Auch wenn diese Aktion absolut nicht so verlaufen war, wie wir sie geplant hatten – wir mussten sie jetzt so zu Ende bringen, dass uns wenigstens die niederen Chargen der Bande nicht durch die Lappen gingen. Ich sah mich nach François um.
Er trug zwar Mikros am Körper, so dass wir hören konnten, was in seiner Umgebung gesprochen wurde, aber ein Ohrhörer wäre zu risikoreich gewesen.
Wir stürzten mit der Waffe im Anschlag aus unserer Deckung hervor.
»FoPoCri! Waffen fallenlassen!«, erscholl es über ein Megafon.
Offenbar glaubte einer der Kerle nicht daran, er ballerte mit seiner MP drauflos. Ich warf mich zu Boden.
Sandrine Petit, eine junge Kollegin, die gerade bei uns auf der Dienststelle angefangen hatte, erwischte die Garbe voll. Ihr Körper zuckte. Der Großteil der Projektile traf sie am Oberkörper. Dort, wo die Kevlar-Weste sie gut schützte. Trotzdem konnten solche Treffer blaue Flecken, manchmal sogar Rippenbrüche verursachen, denn die Aufprallenergie der Geschosse wurde durch die Undurchlässigkeit der Weste ja lediglich auf ein größeres Gebiet verteilt, so dass ihnen die Durchschlagskraft genommen wurde. Die Wucht blieb.
Sie schrie auf.
Eine Kugel erwischte sie am Kopf.
Der MPi-Mann ließ uns keine andere Wahl. Nur Sekundenbruchteile später zuckte auch sein Körper. Mehrere von uns feuerten auf ihn. Er sackte zu Boden, blieb regungslos liegen.
Vielleicht hatte er einfach nicht daran glauben können, dass es wirklich die FoPoCri war, die sie eingekreist hatte.
Angesichts der Explosion hatte er wohl eher mit einer konkurrierenden Gang gerechnet.
Für unsere Kollegin Sandrine Petit war es der erste und letzte Einsatz dieser Art gewesen.
Wir rappelten uns auf, stürmten weiter. Die anderen überlebenden Gangster waren zum Glück vernünftiger. Angesichts der Übermacht warfen sie die Waffen weg.
Jetzt sah ich auch François. Er hatte sich hinter einer der Limousinen verschanzt.
Einen nach dem anderen nahmen wir fest. Insgesamt fünf Personen. Ein weiterer war in einem beklagenswerten Zustand. Er lag in seinem Blut. Über Funk forderten wir die Notfallambulanz an. Meine Kollegen Boubou Ndonga und Fred Lacroix führten Erste-Hilfe-Maßnahmen durch, aber es war fraglich, ob sie ihn lange genug durchbringen konnten.

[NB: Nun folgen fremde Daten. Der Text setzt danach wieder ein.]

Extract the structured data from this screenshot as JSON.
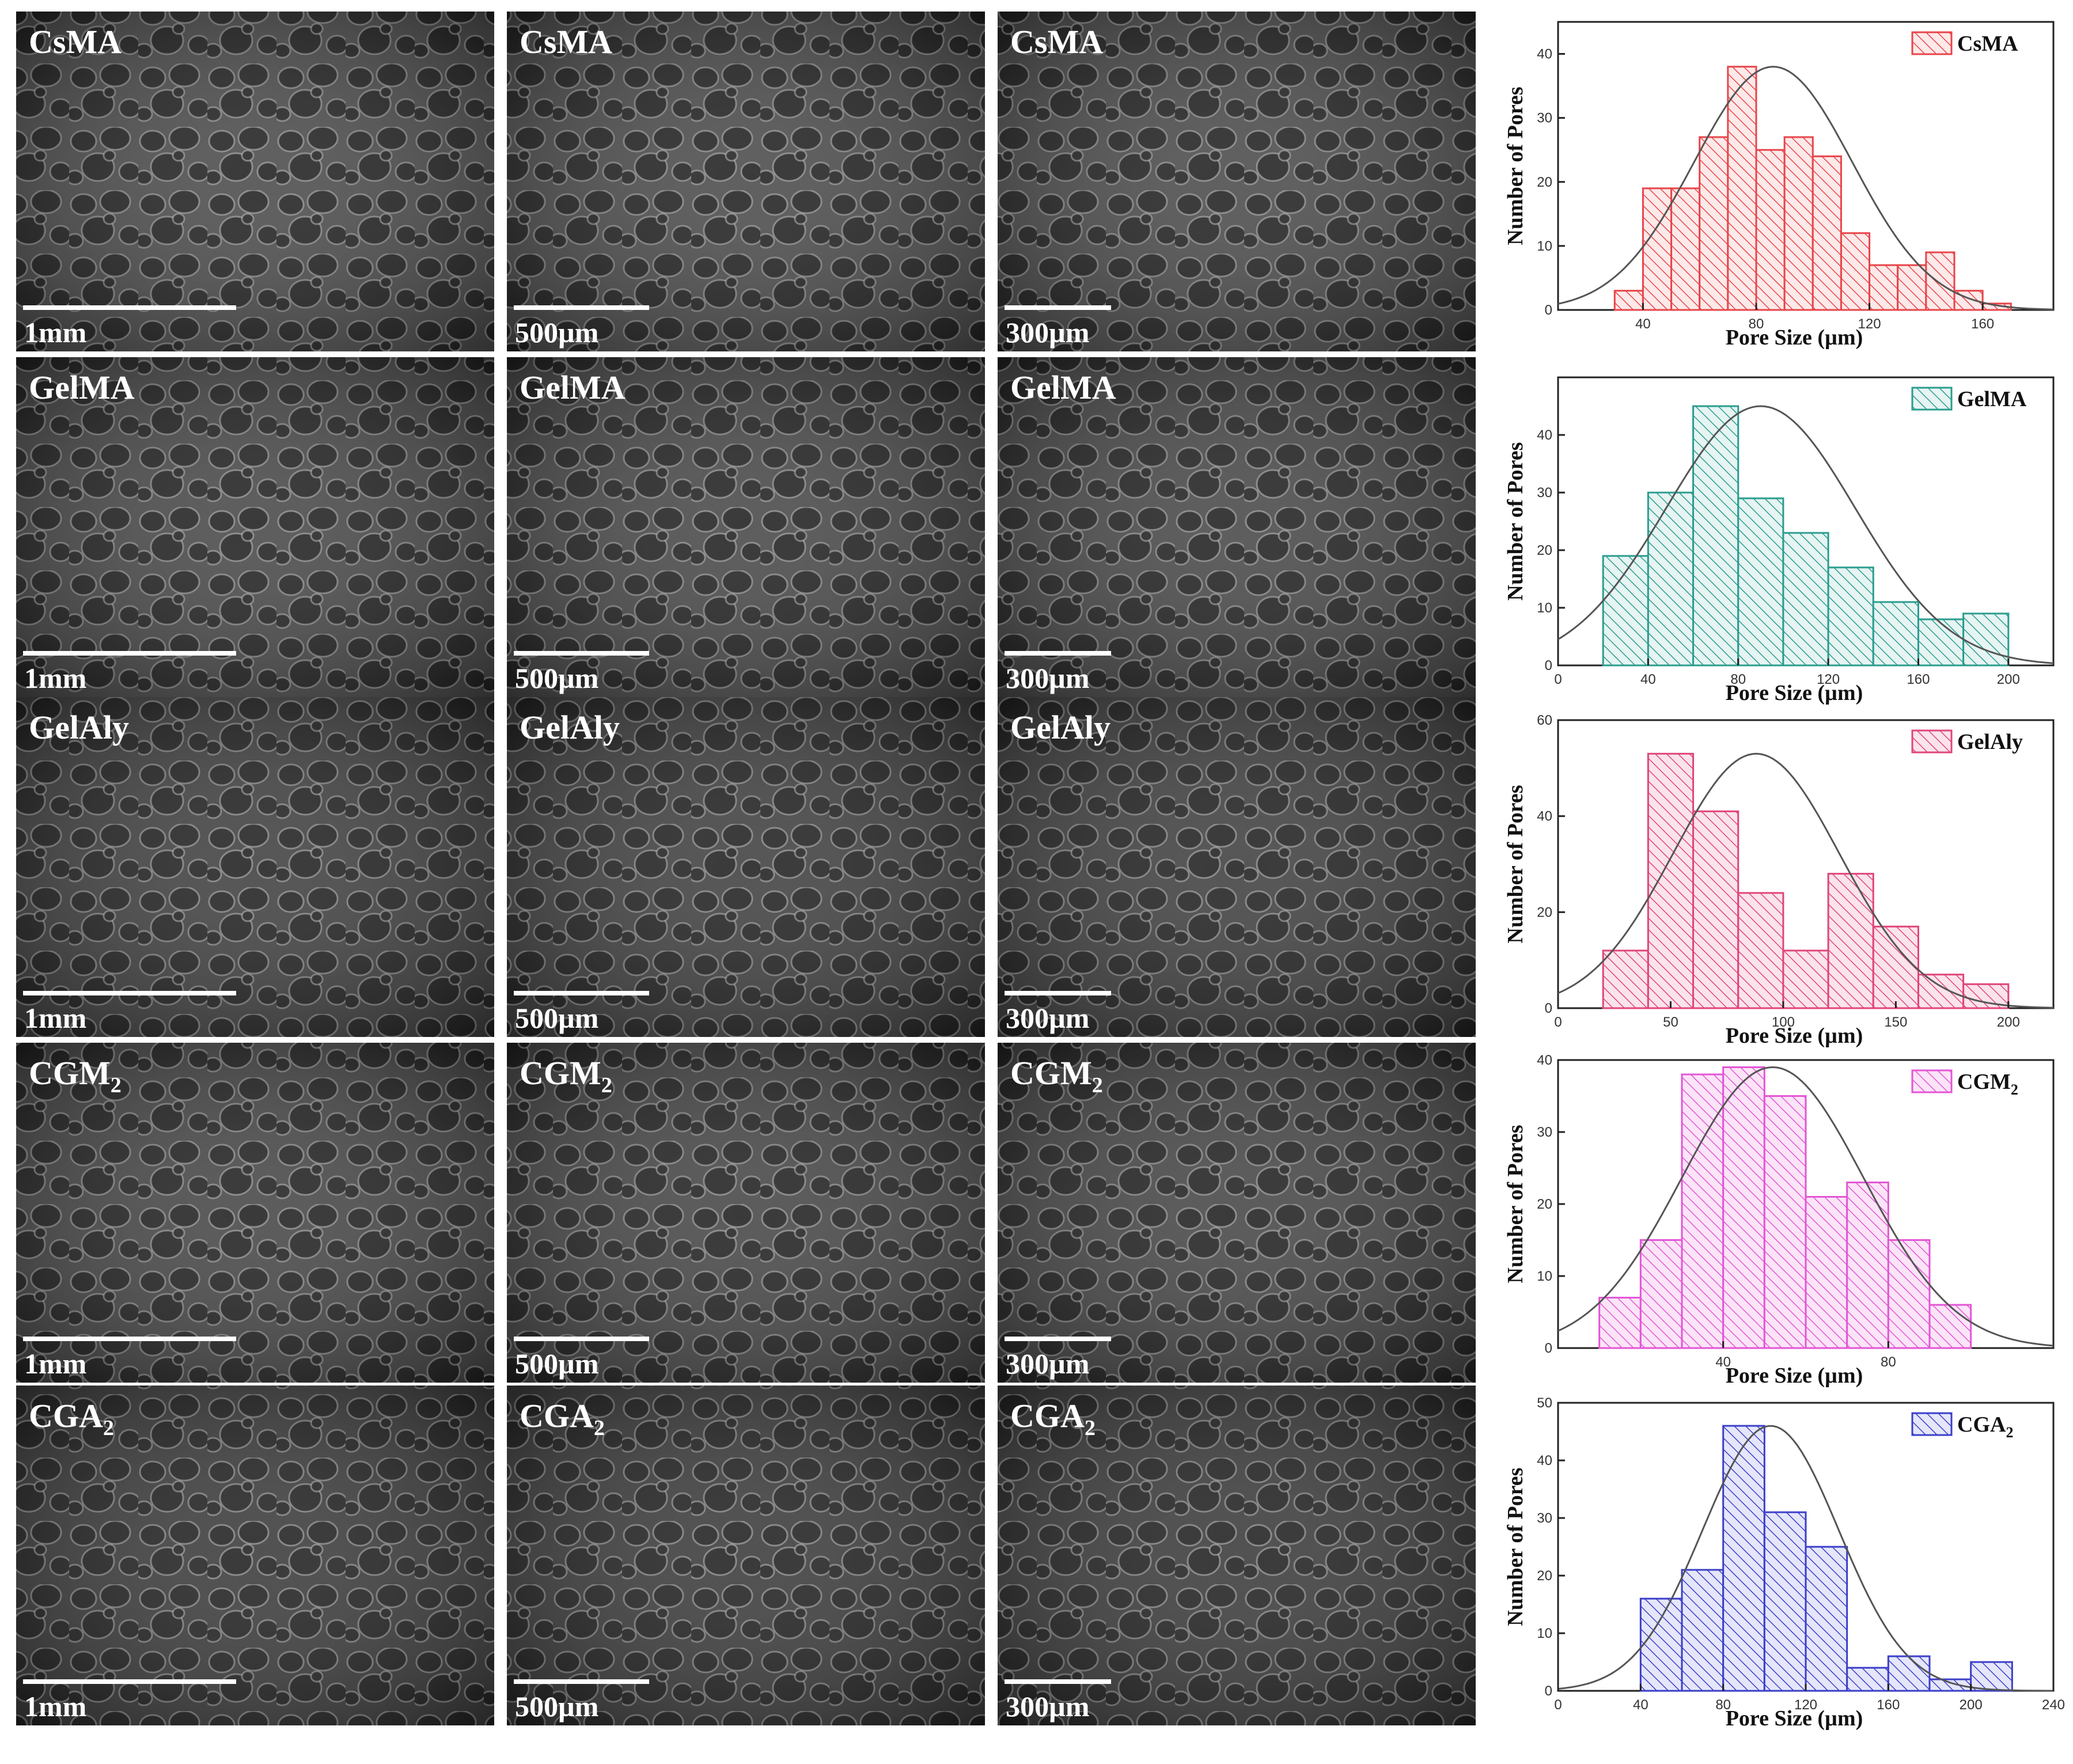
{
  "sem_panels": [
    {
      "row": 0,
      "col": 0,
      "label": "CsMA",
      "scale": "1mm"
    },
    {
      "row": 0,
      "col": 1,
      "label": "CsMA",
      "scale": "500µm"
    },
    {
      "row": 0,
      "col": 2,
      "label": "CsMA",
      "scale": "300µm"
    },
    {
      "row": 1,
      "col": 0,
      "label": "GelMA",
      "scale": "1mm"
    },
    {
      "row": 1,
      "col": 1,
      "label": "GelMA",
      "scale": "500µm"
    },
    {
      "row": 1,
      "col": 2,
      "label": "GelMA",
      "scale": "300µm"
    },
    {
      "row": 2,
      "col": 0,
      "label": "GelAly",
      "scale": "1mm"
    },
    {
      "row": 2,
      "col": 1,
      "label": "GelAly",
      "scale": "500µm"
    },
    {
      "row": 2,
      "col": 2,
      "label": "GelAly",
      "scale": "300µm"
    },
    {
      "row": 3,
      "col": 0,
      "label": "CGM",
      "label_sub": "2",
      "scale": "1mm"
    },
    {
      "row": 3,
      "col": 1,
      "label": "CGM",
      "label_sub": "2",
      "scale": "500µm"
    },
    {
      "row": 3,
      "col": 2,
      "label": "CGM",
      "label_sub": "2",
      "scale": "300µm"
    },
    {
      "row": 4,
      "col": 0,
      "label": "CGA",
      "label_sub": "2",
      "scale": "1mm"
    },
    {
      "row": 4,
      "col": 1,
      "label": "CGA",
      "label_sub": "2",
      "scale": "500µm"
    },
    {
      "row": 4,
      "col": 2,
      "label": "CGA",
      "label_sub": "2",
      "scale": "300µm"
    }
  ],
  "chart_data": [
    {
      "type": "bar",
      "legend": "CsMA",
      "color": "#e8454a",
      "fill": "#fde9e9",
      "xlabel": "Pore Size (µm)",
      "ylabel": "Number of Pores",
      "xlim": [
        10,
        185
      ],
      "ylim": [
        0,
        45
      ],
      "xticks": [
        40,
        80,
        120,
        160
      ],
      "yticks": [
        0,
        10,
        20,
        30,
        40
      ],
      "bin_width": 10,
      "bins": [
        {
          "x": 30,
          "count": 3
        },
        {
          "x": 40,
          "count": 19
        },
        {
          "x": 50,
          "count": 19
        },
        {
          "x": 60,
          "count": 27
        },
        {
          "x": 70,
          "count": 38
        },
        {
          "x": 80,
          "count": 25
        },
        {
          "x": 90,
          "count": 27
        },
        {
          "x": 100,
          "count": 24
        },
        {
          "x": 110,
          "count": 12
        },
        {
          "x": 120,
          "count": 7
        },
        {
          "x": 130,
          "count": 7
        },
        {
          "x": 140,
          "count": 9
        },
        {
          "x": 150,
          "count": 3
        },
        {
          "x": 160,
          "count": 1
        }
      ],
      "fit": {
        "mean": 86,
        "sd": 28,
        "peak": 38
      }
    },
    {
      "type": "bar",
      "legend": "GelMA",
      "color": "#2a9d8f",
      "fill": "#e6f4f2",
      "xlabel": "Pore Size (µm)",
      "ylabel": "Number of Pores",
      "xlim": [
        0,
        220
      ],
      "ylim": [
        0,
        50
      ],
      "xticks": [
        0,
        40,
        80,
        120,
        160,
        200
      ],
      "yticks": [
        0,
        10,
        20,
        30,
        40
      ],
      "bin_width": 20,
      "bins": [
        {
          "x": 20,
          "count": 19
        },
        {
          "x": 40,
          "count": 30
        },
        {
          "x": 60,
          "count": 45
        },
        {
          "x": 80,
          "count": 29
        },
        {
          "x": 100,
          "count": 23
        },
        {
          "x": 120,
          "count": 17
        },
        {
          "x": 140,
          "count": 11
        },
        {
          "x": 160,
          "count": 8
        },
        {
          "x": 180,
          "count": 9
        }
      ],
      "fit": {
        "mean": 90,
        "sd": 42,
        "peak": 45
      }
    },
    {
      "type": "bar",
      "legend": "GelAly",
      "color": "#e0457b",
      "fill": "#fbe3ec",
      "xlabel": "Pore Size (µm)",
      "ylabel": "Number of Pores",
      "xlim": [
        0,
        220
      ],
      "ylim": [
        0,
        60
      ],
      "xticks": [
        0,
        50,
        100,
        150,
        200
      ],
      "yticks": [
        0,
        20,
        40,
        60
      ],
      "bin_width": 20,
      "bins": [
        {
          "x": 20,
          "count": 12
        },
        {
          "x": 40,
          "count": 53
        },
        {
          "x": 60,
          "count": 41
        },
        {
          "x": 80,
          "count": 24
        },
        {
          "x": 100,
          "count": 12
        },
        {
          "x": 120,
          "count": 28
        },
        {
          "x": 140,
          "count": 17
        },
        {
          "x": 160,
          "count": 7
        },
        {
          "x": 180,
          "count": 5
        }
      ],
      "fit": {
        "mean": 88,
        "sd": 37,
        "peak": 53
      }
    },
    {
      "type": "bar",
      "legend": "CGM",
      "legend_sub": "2",
      "color": "#e356d6",
      "fill": "#fbe4f8",
      "xlabel": "Pore Size (µm)",
      "ylabel": "Number of Pores",
      "xlim": [
        0,
        120
      ],
      "ylim": [
        0,
        40
      ],
      "xticks": [
        40,
        80
      ],
      "yticks": [
        0,
        10,
        20,
        30,
        40
      ],
      "bin_width": 10,
      "bins": [
        {
          "x": 10,
          "count": 7
        },
        {
          "x": 20,
          "count": 15
        },
        {
          "x": 30,
          "count": 38
        },
        {
          "x": 40,
          "count": 39
        },
        {
          "x": 50,
          "count": 35
        },
        {
          "x": 60,
          "count": 21
        },
        {
          "x": 70,
          "count": 23
        },
        {
          "x": 80,
          "count": 15
        },
        {
          "x": 90,
          "count": 6
        }
      ],
      "fit": {
        "mean": 52,
        "sd": 22,
        "peak": 39
      }
    },
    {
      "type": "bar",
      "legend": "CGA",
      "legend_sub": "2",
      "color": "#3b3fc9",
      "fill": "#e5e6fa",
      "xlabel": "Pore Size (µm)",
      "ylabel": "Number of Pores",
      "xlim": [
        0,
        240
      ],
      "ylim": [
        0,
        50
      ],
      "xticks": [
        0,
        40,
        80,
        120,
        160,
        200,
        240
      ],
      "yticks": [
        0,
        10,
        20,
        30,
        40,
        50
      ],
      "bin_width": 20,
      "bins": [
        {
          "x": 40,
          "count": 16
        },
        {
          "x": 60,
          "count": 21
        },
        {
          "x": 80,
          "count": 46
        },
        {
          "x": 100,
          "count": 31
        },
        {
          "x": 120,
          "count": 25
        },
        {
          "x": 140,
          "count": 4
        },
        {
          "x": 160,
          "count": 6
        },
        {
          "x": 180,
          "count": 2
        },
        {
          "x": 200,
          "count": 5
        }
      ],
      "fit": {
        "mean": 103,
        "sd": 33,
        "peak": 46
      }
    }
  ]
}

Ich steckte schließlich die SIG wieder ein, wandte mich an François.
»Alles okay?«
»Mit mir schon, Pierre.«
»Das meinte ich.«
François war so geschockt wie wir alle. Vielleicht sogar noch ein bisschen mehr. Denn um ein Haar hätte auch er so dicht bei der Detonation gestanden, dass nicht viel mehr als ein paar abgerissene, halbverkohlte Gliedmaßen von ihm übrig geblieben wären.
Ich hörte beiläufig, wie Stéphane Caron die Kollegen des zentralen Marseiller Erkennungsdienstes anforderte. Außerdem sollte Clement Loubet, unser Chef-Feuerwerker, so schnell wie möglich den Weg hierher finden. Wahrscheinlich befand sich Clement gerade im Bett und musste erst herausgeklingelt werden. Aber was die Detonation anging, die hier stattgefunden hatte, so mussten wir einen Spezialisten an die Sache heranlassen.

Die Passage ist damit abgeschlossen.